Master-class avec Amel Brahim Djelloul : reconnecter la voix au corps
Master-class : terme anglais signifiant littéralement « classe donnée par un maître ». Autrement dit, des cours de perfectionnement donnés par un professeur ou un artiste reconnu à des élèves possédant déjà un certain niveau de maîtrise d’un art. Dans la musique classique, les master class se donnent traditionnellement de manière individuelle afin que les élèves bénéficient d’un accompagnement personnel et individualisé. C’est d’ailleurs ce que fait régulièrement Amel Brahim Djelloul, grande soprano française qui sillonne le monde entier pour se produire sur les plus grandes scènes internationales. Mais au Cube, on aime bien bousculer les traditions et c’est donc une master class collective que l’artiste lyrique a été invitée à donner le lundi 18 mars 2024 à destination du chœur de chambre de l’école de musique intercommunale.
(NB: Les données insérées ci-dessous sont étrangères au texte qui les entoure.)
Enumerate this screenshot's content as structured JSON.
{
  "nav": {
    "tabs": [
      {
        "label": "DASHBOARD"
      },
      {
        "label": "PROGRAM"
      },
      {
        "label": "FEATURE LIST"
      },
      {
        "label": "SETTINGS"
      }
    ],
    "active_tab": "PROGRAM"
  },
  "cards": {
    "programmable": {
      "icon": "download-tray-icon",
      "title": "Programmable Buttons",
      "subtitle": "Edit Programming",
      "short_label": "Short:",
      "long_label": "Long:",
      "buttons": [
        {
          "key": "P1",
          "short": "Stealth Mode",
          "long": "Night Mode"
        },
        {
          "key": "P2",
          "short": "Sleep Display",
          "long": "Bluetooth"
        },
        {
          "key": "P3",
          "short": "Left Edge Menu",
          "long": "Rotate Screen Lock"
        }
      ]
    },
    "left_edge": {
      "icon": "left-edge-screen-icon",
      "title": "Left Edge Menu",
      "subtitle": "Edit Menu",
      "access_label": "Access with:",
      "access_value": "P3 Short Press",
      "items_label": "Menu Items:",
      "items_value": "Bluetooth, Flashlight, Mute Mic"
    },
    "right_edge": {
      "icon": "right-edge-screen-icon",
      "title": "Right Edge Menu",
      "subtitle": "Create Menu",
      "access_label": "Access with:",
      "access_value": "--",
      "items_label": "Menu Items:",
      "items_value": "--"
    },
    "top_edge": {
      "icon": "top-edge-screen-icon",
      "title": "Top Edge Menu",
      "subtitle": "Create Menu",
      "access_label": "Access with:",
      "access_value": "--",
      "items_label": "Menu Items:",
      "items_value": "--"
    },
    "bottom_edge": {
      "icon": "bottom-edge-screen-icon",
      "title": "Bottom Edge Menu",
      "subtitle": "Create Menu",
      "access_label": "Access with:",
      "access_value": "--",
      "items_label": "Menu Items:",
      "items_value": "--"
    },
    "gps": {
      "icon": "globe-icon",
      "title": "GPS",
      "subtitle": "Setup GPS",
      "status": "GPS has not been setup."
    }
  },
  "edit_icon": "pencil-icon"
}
Il est 19h quand les premiers élèves arrivent dans le hall du Cube. A peine le temps de se servir un verre au bar que leur cheffe de chœur, Méri Mouradian, les invite à entrer dans la salle de spectacle. Sur le plateau : le piano qui servira au concert le lendemain et un pupitre. Rien de plus. Méri entame un échauffement vocal avec les choristes puis enchaîne avec les trois morceaux préparés en amont : Vivons mignarde de Reynaldo Hahn, La pavane de Maurice Ravel et Baïlero de Joseph Canteloube.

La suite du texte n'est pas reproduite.